Tuesday, 19 July 2011

Movement Orders

Its been one of those massive days at Rock HQ, one where, on reflection over a well earned cuppa, we wonder how did we fit it all in, and do paid work and look after the apprentice smallholder. First light saw all hands pressed to service, including Hazel who was used as a beef barrier. Hetty, seven days in solitary for her own good, was being allowed freedom of the "garden" while we waited for the next delivery of hayledge. Once the white gate was open it was quite an obstacle to love sick bovines and a clear indicator that she should go through the portal and graze, not leg it. Belt and Braces approach today, with no time to waste chasing naughty cows, she was halter led towards breakfast. Now she is no Ferrari, not built for speed, no 0-60mph in 2.9 seconds. However several tons of willful beef can suddenly, if it wants to, take off sharpish, tearing halter rope from hand and race towards the above obstacle. For a moment the day was on a knife edge, fall one side of the blade all is well, no canter across the fields, just shut gate behind hungry cow and move on to next part of day, but as is so often here Hetty chose the wrong route, leaped from the garden wall and skipped merrily towards 500 acres of open ground. Thankfully my stalking skills have improved and despite Rocky alerting mad cow to my presence thus adding half a mile to the adventure Hetty turned tail and fled back the sanctuary of the garden and escaped my wrath.
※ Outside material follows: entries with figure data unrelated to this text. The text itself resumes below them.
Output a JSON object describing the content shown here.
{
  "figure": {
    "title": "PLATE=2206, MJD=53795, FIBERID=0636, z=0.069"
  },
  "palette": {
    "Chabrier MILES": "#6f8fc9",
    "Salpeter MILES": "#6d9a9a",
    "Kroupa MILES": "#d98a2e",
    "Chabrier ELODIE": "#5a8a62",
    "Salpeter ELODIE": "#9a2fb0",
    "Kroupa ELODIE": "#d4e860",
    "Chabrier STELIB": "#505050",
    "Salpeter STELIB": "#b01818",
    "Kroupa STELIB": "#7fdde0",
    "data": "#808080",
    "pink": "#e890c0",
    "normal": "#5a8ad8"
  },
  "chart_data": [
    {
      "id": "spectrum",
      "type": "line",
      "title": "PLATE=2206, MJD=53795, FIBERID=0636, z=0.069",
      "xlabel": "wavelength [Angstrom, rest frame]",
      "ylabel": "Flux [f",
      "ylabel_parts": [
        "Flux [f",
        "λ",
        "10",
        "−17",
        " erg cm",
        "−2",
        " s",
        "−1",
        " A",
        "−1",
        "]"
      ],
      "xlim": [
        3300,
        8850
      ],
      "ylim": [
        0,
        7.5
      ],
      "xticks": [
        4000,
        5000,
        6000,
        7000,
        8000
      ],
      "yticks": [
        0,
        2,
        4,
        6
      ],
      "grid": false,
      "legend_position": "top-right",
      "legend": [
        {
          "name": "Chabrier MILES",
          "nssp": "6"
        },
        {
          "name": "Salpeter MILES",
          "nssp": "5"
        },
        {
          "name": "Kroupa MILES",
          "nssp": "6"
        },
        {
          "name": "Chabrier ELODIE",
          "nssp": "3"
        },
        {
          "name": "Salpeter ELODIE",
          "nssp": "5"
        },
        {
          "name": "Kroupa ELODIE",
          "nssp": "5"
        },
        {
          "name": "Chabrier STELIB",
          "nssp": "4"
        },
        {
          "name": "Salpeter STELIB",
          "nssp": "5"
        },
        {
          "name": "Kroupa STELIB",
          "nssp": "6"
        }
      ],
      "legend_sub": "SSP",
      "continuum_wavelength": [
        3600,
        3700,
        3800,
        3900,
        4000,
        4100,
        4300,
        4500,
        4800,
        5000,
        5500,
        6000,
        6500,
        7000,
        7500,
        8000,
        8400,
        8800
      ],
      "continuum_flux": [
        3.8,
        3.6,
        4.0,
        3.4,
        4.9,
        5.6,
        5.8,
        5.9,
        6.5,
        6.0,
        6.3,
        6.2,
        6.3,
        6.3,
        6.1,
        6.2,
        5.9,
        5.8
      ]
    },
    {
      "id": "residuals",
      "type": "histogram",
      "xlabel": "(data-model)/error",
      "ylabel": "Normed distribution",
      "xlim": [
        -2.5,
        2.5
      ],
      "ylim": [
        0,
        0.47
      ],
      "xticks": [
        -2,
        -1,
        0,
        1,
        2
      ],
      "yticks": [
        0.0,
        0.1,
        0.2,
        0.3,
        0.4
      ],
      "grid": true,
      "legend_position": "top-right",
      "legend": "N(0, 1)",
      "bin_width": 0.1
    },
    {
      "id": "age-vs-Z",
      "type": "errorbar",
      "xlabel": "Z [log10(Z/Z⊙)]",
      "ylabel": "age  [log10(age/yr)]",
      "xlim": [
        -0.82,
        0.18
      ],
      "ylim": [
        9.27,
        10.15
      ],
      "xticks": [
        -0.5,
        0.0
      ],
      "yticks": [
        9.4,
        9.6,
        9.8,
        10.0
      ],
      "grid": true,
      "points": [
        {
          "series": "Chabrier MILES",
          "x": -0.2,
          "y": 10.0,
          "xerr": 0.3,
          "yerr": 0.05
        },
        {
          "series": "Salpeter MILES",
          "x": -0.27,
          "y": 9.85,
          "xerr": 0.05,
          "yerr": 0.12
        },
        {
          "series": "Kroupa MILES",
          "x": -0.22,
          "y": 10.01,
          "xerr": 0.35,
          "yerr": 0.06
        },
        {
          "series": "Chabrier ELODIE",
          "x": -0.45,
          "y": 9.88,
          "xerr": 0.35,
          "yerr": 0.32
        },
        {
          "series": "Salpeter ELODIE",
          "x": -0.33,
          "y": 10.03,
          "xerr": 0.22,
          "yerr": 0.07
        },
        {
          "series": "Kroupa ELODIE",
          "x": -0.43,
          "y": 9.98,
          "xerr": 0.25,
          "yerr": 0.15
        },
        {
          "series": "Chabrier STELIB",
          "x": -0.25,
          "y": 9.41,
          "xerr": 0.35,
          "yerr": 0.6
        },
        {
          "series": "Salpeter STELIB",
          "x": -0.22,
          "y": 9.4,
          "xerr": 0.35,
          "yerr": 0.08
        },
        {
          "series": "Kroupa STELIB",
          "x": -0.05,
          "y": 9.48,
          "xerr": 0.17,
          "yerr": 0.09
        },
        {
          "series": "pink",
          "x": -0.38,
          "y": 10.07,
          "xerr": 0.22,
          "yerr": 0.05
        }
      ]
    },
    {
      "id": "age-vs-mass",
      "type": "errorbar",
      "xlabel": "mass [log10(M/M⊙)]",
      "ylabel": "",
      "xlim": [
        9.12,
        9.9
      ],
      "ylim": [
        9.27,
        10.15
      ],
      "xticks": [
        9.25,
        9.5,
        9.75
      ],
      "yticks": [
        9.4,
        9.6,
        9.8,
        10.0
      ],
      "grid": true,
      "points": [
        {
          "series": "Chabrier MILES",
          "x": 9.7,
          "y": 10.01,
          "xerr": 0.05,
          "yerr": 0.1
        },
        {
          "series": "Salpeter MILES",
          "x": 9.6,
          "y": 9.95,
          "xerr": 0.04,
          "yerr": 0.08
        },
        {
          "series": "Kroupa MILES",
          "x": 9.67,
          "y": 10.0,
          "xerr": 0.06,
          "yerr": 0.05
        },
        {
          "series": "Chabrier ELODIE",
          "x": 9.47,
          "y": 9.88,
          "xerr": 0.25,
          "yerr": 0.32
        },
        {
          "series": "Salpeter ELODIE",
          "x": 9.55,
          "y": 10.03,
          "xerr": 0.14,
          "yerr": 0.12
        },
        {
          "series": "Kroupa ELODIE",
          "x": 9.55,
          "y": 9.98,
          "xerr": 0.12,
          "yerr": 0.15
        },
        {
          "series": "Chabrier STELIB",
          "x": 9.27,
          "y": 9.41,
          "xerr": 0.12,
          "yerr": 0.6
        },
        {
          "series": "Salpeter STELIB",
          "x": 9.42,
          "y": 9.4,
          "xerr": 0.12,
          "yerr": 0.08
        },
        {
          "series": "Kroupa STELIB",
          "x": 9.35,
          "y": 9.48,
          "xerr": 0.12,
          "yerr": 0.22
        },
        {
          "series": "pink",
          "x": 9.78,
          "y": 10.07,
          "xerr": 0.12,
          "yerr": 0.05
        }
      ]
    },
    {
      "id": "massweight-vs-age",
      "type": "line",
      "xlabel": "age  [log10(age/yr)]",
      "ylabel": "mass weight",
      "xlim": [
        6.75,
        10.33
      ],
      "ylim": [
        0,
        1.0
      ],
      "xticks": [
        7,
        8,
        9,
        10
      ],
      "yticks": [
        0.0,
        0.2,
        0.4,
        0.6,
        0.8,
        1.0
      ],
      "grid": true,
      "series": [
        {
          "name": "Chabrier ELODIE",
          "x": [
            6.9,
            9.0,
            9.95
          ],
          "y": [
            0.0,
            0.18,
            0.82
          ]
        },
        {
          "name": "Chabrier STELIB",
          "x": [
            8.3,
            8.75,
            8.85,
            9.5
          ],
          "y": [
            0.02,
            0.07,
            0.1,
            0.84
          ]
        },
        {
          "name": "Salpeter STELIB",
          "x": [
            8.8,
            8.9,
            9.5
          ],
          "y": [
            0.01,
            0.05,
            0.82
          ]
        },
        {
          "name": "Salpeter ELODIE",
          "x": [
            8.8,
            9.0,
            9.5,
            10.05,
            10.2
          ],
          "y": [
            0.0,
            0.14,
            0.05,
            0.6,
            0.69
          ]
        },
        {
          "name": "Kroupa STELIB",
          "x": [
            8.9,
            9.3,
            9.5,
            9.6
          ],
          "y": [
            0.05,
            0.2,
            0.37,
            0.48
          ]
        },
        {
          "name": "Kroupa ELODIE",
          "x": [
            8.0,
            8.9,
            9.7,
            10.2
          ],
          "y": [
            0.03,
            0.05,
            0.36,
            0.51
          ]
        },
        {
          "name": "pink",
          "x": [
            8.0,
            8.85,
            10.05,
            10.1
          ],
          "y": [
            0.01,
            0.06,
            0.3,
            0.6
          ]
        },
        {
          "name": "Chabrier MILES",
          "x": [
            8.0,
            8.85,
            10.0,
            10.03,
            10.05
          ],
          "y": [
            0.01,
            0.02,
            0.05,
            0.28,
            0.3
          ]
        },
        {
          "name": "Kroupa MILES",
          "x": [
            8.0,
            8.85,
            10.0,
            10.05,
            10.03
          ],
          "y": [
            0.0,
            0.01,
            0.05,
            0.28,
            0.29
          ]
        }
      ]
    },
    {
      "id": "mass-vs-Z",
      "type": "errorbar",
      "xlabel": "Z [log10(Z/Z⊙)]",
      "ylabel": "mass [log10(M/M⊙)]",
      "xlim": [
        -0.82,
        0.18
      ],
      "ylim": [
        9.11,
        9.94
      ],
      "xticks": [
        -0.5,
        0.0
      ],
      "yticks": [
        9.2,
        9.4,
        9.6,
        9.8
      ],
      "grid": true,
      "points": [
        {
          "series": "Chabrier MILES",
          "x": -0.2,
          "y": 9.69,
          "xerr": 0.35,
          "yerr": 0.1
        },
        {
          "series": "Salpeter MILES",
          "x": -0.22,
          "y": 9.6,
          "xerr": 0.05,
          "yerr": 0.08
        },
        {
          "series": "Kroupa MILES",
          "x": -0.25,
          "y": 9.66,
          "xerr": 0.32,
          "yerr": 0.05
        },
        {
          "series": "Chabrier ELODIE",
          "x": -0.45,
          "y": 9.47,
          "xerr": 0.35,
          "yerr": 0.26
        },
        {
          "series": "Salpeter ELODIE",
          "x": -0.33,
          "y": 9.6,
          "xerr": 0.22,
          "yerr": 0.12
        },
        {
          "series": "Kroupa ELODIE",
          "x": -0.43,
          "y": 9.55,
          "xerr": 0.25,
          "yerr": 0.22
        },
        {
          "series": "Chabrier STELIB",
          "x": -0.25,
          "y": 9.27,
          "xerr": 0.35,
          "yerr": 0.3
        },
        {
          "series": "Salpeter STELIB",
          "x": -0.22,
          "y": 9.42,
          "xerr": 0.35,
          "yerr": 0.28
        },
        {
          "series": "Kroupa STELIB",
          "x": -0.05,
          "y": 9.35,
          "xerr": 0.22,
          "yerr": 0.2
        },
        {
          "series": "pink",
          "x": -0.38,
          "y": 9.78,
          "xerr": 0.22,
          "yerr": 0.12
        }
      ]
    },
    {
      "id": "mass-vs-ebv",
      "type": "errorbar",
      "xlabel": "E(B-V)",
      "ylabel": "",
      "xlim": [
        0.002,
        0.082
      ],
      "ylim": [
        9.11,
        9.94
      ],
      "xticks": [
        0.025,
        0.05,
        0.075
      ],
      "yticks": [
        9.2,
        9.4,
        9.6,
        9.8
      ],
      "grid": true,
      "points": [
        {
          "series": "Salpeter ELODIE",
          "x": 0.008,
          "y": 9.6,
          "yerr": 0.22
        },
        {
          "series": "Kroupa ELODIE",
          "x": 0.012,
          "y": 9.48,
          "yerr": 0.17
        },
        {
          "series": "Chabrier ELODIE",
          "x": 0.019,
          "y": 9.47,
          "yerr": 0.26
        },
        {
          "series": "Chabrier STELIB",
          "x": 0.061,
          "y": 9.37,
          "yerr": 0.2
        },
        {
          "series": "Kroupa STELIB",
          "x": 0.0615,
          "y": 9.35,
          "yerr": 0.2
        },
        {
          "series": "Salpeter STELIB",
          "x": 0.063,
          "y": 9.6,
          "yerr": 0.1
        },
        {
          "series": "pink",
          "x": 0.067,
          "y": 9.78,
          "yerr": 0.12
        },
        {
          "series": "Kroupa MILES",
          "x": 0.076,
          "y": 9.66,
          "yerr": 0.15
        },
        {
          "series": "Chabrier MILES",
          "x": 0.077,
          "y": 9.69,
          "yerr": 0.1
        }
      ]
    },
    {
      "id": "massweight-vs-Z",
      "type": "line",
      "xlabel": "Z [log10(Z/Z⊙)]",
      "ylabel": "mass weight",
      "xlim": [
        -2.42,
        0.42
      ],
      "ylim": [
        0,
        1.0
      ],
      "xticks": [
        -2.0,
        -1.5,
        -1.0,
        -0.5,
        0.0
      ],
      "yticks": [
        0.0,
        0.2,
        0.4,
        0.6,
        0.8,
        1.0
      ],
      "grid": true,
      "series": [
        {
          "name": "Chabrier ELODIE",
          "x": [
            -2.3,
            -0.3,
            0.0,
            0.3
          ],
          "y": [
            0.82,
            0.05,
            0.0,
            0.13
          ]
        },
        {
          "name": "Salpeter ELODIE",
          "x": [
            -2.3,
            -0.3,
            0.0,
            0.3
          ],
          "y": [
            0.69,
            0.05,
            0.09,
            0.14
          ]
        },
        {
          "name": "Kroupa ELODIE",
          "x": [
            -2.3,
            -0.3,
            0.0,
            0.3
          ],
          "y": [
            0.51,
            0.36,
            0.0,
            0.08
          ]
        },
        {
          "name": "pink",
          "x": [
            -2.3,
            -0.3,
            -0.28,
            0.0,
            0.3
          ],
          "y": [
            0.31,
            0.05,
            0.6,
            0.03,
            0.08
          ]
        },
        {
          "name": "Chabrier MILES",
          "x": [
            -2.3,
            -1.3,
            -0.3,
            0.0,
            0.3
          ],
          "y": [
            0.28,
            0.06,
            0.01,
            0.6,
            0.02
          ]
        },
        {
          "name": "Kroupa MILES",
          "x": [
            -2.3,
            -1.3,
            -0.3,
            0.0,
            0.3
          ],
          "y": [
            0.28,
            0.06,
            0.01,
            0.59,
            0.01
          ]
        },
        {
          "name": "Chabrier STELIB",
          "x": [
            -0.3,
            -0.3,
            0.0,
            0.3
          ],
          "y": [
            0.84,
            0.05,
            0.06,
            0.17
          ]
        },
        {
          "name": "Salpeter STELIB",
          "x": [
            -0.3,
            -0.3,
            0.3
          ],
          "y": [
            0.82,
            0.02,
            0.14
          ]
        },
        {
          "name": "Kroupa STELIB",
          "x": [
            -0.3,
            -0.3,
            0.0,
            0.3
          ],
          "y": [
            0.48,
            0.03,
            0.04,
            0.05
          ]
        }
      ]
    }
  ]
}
Next on the agenda was sorting the pork out. This was ever so easy, in comparison to beef, as Bridget the Mangalitza followed me up the lane, into the recently vacated cow pen and tucked into the super feed. See below, the pics are out of sequence, so with Bridget where she should be I fetched her piglets. Well in the time it took to catch and carry her weapons grade piglets (ear defenders are compulsory wear when handling piglets as they have a sonic attack ability that melts the human brain) Bridget had got bored and jumped the fence and was where she shouldnt be trying to make friends with the horses. Much tooing and froing ensued and eventually the piglets were in the right pen with Bridget and the horses were persuaded to come down from the trees after being traumatised by a sheep/pig.

The real pigs, Berkshires, Morgana and Guinevere were moved from the big pig pen to the smaller one, for the simple reason that they have moved so much rock and debris against the gate of the big pig pen as to render it inoperable. They have had free run of both pens via a massive hole they created in the almost barn's wall. This was hastily repaired with steel mesh and rock, bike wheels, chain mail, bed steads, in fact anything heavy that was near to hand. Reason being was that Iggle and Piggle, our new Oxford Sandy Black weaners were arriving (after we collected them) and it would be easier to lift weaners over the fence, thus ignoring inoperable gate, and so they, by default, got the large pig pen.

As can be seen Iggle is a mighty weaner, so mighty in fact that given the bargain price I wish I had bought four Iggles, but we stayed rational and stuck with the two. In a very short time they will be sausages. And bacon.

Meantime they have luxury accommodation and some very strange looking tri colour pigs to make friends with.